Plaintext HTTP over Tailscale is perfectly secure, since the traffic runs over WireGuard, but if you want to stop browsers and picky clients from complaining about the lack of HTTPS, it's also quite easy to throw in some TLS termination:


/data/tailscale --socket=/tmp/tailscale/tailscaled.sock \
serve https:443 / http://127.0.0.1:80

The Tailscale daemon will fetch a TLS cert from Let's Encrypt, terminate TLS on the robot, and reverse-proxy to Valetudo on localhost:80. I haven't bothered doing this yet, because I'm happy with just HTTP, but it's nice to know that the option is there if I want it later.

But Tailscale is a cloud!!!

At this point I suspect some readers are thinking that I've just replaced one cloud connection with another. I liberated my robot, but then I reattached it to Tailscale's control plane.

And yes, that's true to some degree, but there are significant differences. Tailscale acts as a coordinator to help your own devices talk to each other directly, but all the communication happens over peer-to-peer WireGuard tunnels that Tailscale-the-company can't see into. The client's source code is open source, so you can verify that yourself.

Tailscale's control plane is not load-bearing for connectivity. If Tailscale's servers go down, your vacuum will keep working just fine, as will connectivity to the vacuum. So, for example, your home automation system won't lose access to the robot if this happens.

Even though Tailscale-the-company doesn't want to see your data, the cloud control plane is a point of attack that could inject new devices into your tailnet. This would be highly visible and not a very sneaky attack method, but if you're worried about that, you can use tailnet lock to remove Tailscale's control plane from the trust envelope: new devices cannot join your network without a countersignature from an existing device, using a PKI that is separate from the Tailscale control plane.

Perhaps you don't like that Tailscale only has OAuth sign-in, which requires you to use a Gmail, Microsoft, or GitHub account for auth (we support other providers too, but they're paid services so even less likely to be interesting to enthusiasts). That's fair, and we built custom OIDC support so that you can bring your own auth stack if you prefer.

And if you really cannot stand having a cloud involved in your vacuum robot at all, I understand. Given the track record of the SaaS/cloud industry, it's hard to trust anyone! In that case, Headscale is an open-source implementation of the Tailscale control plane that you can self-host, and cut Tailscale-the-company out of the loop entirely while still getting the benefits of secure connectivity and NAT-busting remote access.

Conclusion

So, what did we learn here? Well, I learned that jailbreaking vacuum cleaners feels great. I learned that Dennis Giese and Sören Beye are amazing people, and I'm grateful that they choose to share their knowledge and expertise with the world. I learned a whole lot about the state of IoT (remember the "S" in "IoT" stands for "security"), and the fascinating world of consumer robotics.

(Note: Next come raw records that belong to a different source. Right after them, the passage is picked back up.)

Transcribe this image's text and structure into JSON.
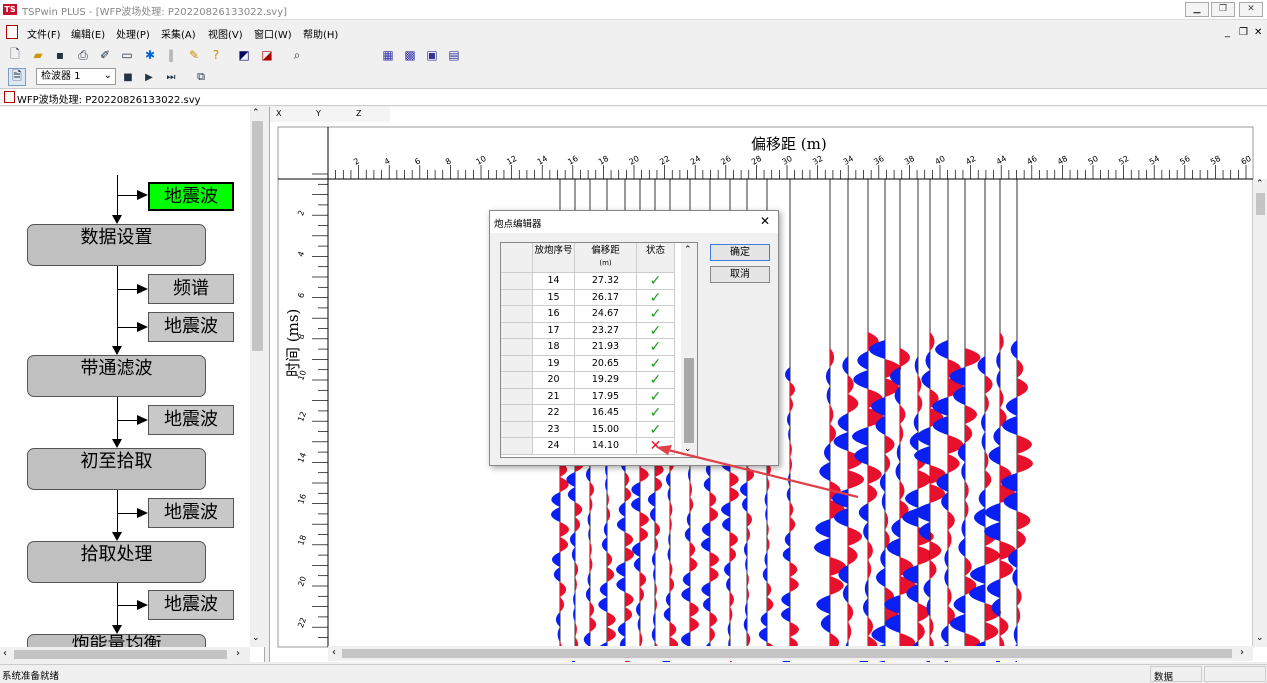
{
  "window": {
    "title": "TSPwin PLUS - [WFP波场处理: P20220826133022.svy]",
    "logo": "tsp-logo"
  },
  "menu": {
    "items": [
      "文件(F)",
      "编辑(E)",
      "处理(P)",
      "采集(A)",
      "视图(V)",
      "窗口(W)",
      "帮助(H)"
    ]
  },
  "toolbar2": {
    "detector": "检波器 1"
  },
  "doc_tab": {
    "label": "WFP波场处理: P20220826133022.svy"
  },
  "flow": {
    "top": "地震波",
    "step1": "数据设置",
    "step1_a": "频谱",
    "step1_b": "地震波",
    "step2": "带通滤波",
    "step2_a": "地震波",
    "step3": "初至拾取",
    "step3_a": "地震波",
    "step4": "拾取处理",
    "step4_a": "地震波",
    "step5": "炮能量均衡"
  },
  "axes": {
    "x_label": "偏移距 (m)",
    "y_label": "时间 (ms)",
    "tabs": [
      "X",
      "Y",
      "Z"
    ],
    "x_ticks": [
      "2",
      "4",
      "6",
      "8",
      "10",
      "12",
      "14",
      "16",
      "18",
      "20",
      "22",
      "24",
      "26",
      "28",
      "30",
      "32",
      "34",
      "36",
      "38",
      "40",
      "42",
      "44",
      "46",
      "48",
      "50",
      "52",
      "54",
      "56",
      "58",
      "60"
    ],
    "y_ticks": [
      "2",
      "4",
      "6",
      "8",
      "10",
      "12",
      "14",
      "16",
      "18",
      "20",
      "22"
    ]
  },
  "dialog": {
    "title": "炮点编辑器",
    "col_shot": "放炮序号",
    "col_offset": "偏移距",
    "col_unit": "(m)",
    "col_status": "状态",
    "ok": "确定",
    "cancel": "取消",
    "rows": [
      {
        "shot": "14",
        "offset": "27.32",
        "status": "ok"
      },
      {
        "shot": "15",
        "offset": "26.17",
        "status": "ok"
      },
      {
        "shot": "16",
        "offset": "24.67",
        "status": "ok"
      },
      {
        "shot": "17",
        "offset": "23.27",
        "status": "ok"
      },
      {
        "shot": "18",
        "offset": "21.93",
        "status": "ok"
      },
      {
        "shot": "19",
        "offset": "20.65",
        "status": "ok"
      },
      {
        "shot": "20",
        "offset": "19.29",
        "status": "ok"
      },
      {
        "shot": "21",
        "offset": "17.95",
        "status": "ok"
      },
      {
        "shot": "22",
        "offset": "16.45",
        "status": "ok"
      },
      {
        "shot": "23",
        "offset": "15.00",
        "status": "ok"
      },
      {
        "shot": "24",
        "offset": "14.10",
        "status": "bad"
      }
    ]
  },
  "status": {
    "left": "系统准备就绪",
    "right": "数据"
  },
  "colors": {
    "positive": "#e8112d",
    "negative": "#0a1ff2",
    "highlight": "#00ff00",
    "arrow": "#e0404a",
    "check": "#1a9a1a"
  }
}
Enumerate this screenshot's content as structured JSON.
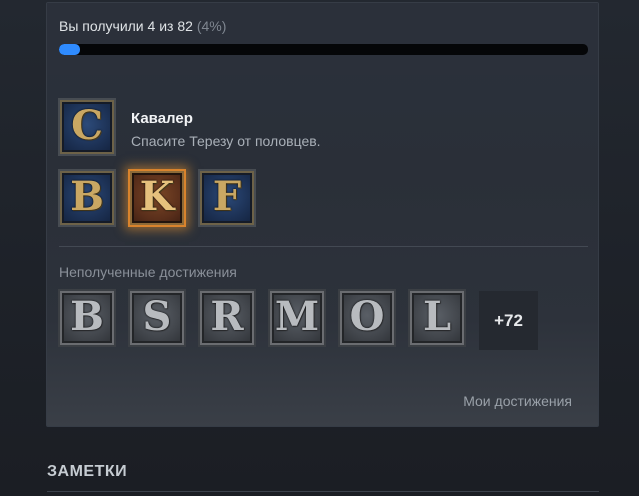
{
  "progress": {
    "prefix": "Вы получили ",
    "earned": 4,
    "of_word": " из ",
    "total": 82,
    "percent_text": "(4%)",
    "fraction": 0.04,
    "accent_color": "#2f8bff"
  },
  "featured": {
    "icon_letter": "C",
    "title": "Кавалер",
    "description": "Спасите Терезу от половцев."
  },
  "earned_icons": [
    {
      "letter": "B",
      "featured": false
    },
    {
      "letter": "K",
      "featured": true
    },
    {
      "letter": "F",
      "featured": false
    }
  ],
  "locked": {
    "title": "Неполученные достижения",
    "icons": [
      "B",
      "S",
      "R",
      "M",
      "O",
      "L"
    ],
    "more_label": "+72"
  },
  "my_achievements_link": "Мои достижения",
  "notes_header": "ЗАМЕТКИ"
}
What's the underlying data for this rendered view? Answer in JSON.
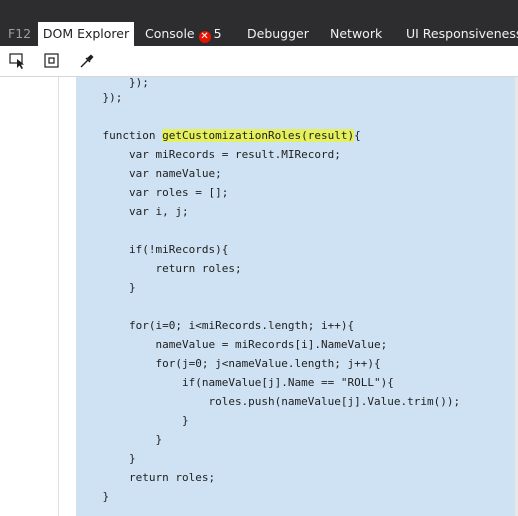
{
  "tabs": {
    "f12": "F12",
    "dom_explorer": "DOM Explorer",
    "console": "Console",
    "console_error_count": "5",
    "debugger": "Debugger",
    "network": "Network",
    "ui_responsiveness": "UI Responsiveness"
  },
  "toolbar": {
    "select_element_icon": "select-element-icon",
    "box_model_icon": "box-model-icon",
    "color_picker_icon": "eyedropper-icon"
  },
  "code": {
    "line1": "        });",
    "line2": "    });",
    "line3": "",
    "line4_pre": "    function ",
    "line4_hl": "getCustomizationRoles(result)",
    "line4_post": "{",
    "line5": "        var miRecords = result.MIRecord;",
    "line6": "        var nameValue;",
    "line7": "        var roles = [];",
    "line8": "        var i, j;",
    "line9": "",
    "line10": "        if(!miRecords){",
    "line11": "            return roles;",
    "line12": "        }",
    "line13": "",
    "line14": "        for(i=0; i<miRecords.length; i++){",
    "line15": "            nameValue = miRecords[i].NameValue;",
    "line16": "            for(j=0; j<nameValue.length; j++){",
    "line17": "                if(nameValue[j].Name == \"ROLL\"){",
    "line18": "                    roles.push(nameValue[j].Value.trim());",
    "line19": "                }",
    "line20": "            }",
    "line21": "        }",
    "line22": "        return roles;",
    "line23": "    }"
  },
  "colors": {
    "tabbar": "#2d2d30",
    "code_background": "#cfe2f3",
    "highlight": "#e4f05c",
    "error_badge": "#e51400"
  }
}
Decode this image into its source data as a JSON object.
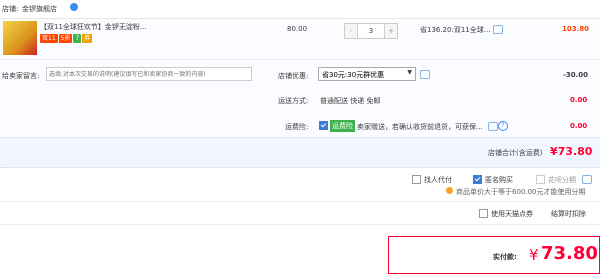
{
  "store": {
    "label": "店铺:",
    "name": "金锣旗舰店"
  },
  "product": {
    "title": "【双11全球狂欢节】金锣无淀粉...",
    "badges": [
      {
        "text": "双11",
        "color": "#ff4400"
      },
      {
        "text": "5折",
        "color": "#ff4400"
      },
      {
        "text": "7",
        "color": "#3fb24d"
      },
      {
        "text": "券",
        "color": "#f0a100"
      }
    ],
    "price": "80.00",
    "quantity": "3",
    "minus": "-",
    "plus": "+",
    "discount": "省136.20:双11全球...",
    "subtotal": "103.80"
  },
  "message": {
    "label": "给卖家留言:",
    "placeholder": "选填:对本次交易的说明(建议填写已和卖家协商一致的内容)"
  },
  "promo": {
    "label": "店铺优惠:",
    "selected": "省30元:30元群优惠",
    "amount": "-30.00"
  },
  "shipping": {
    "label": "运送方式:",
    "value": "普通配送 快递 免邮",
    "amount": "0.00"
  },
  "insurance": {
    "label": "运费险:",
    "tag": "运费险",
    "text": "卖家赠送，若确认收货前退货，可获保...",
    "amount": "0.00"
  },
  "store_total": {
    "label": "店铺合计(含运费)",
    "value": "¥73.80"
  },
  "options": {
    "proxy": "找人代付",
    "anonymous": "匿名购买",
    "huabei": "花呗分期",
    "huabei_note": "商品单价大于等于600.00元才能使用分期",
    "tmall_points": "使用天猫点券",
    "points_note": "结算时扣除"
  },
  "final": {
    "label": "实付款:",
    "currency": "¥",
    "value": "73.80"
  },
  "colors": {
    "accent_red": "#ff0036",
    "orange": "#f40",
    "border": "#e5e5e5"
  }
}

And perhaps most importantly, I learned that if I blog about putting Tailscale on weird unusual devices, I can get Tailscale to reimburse me for the device. And that's a dangerous precedent to set.

Photo of the Z10 robot in its charging dock. A Tailscale sticker has been applied to the top cover.

Naturally, the cats have already figured out that the one place the robot can't clean up their hair, is on top of the robot itself. The irony.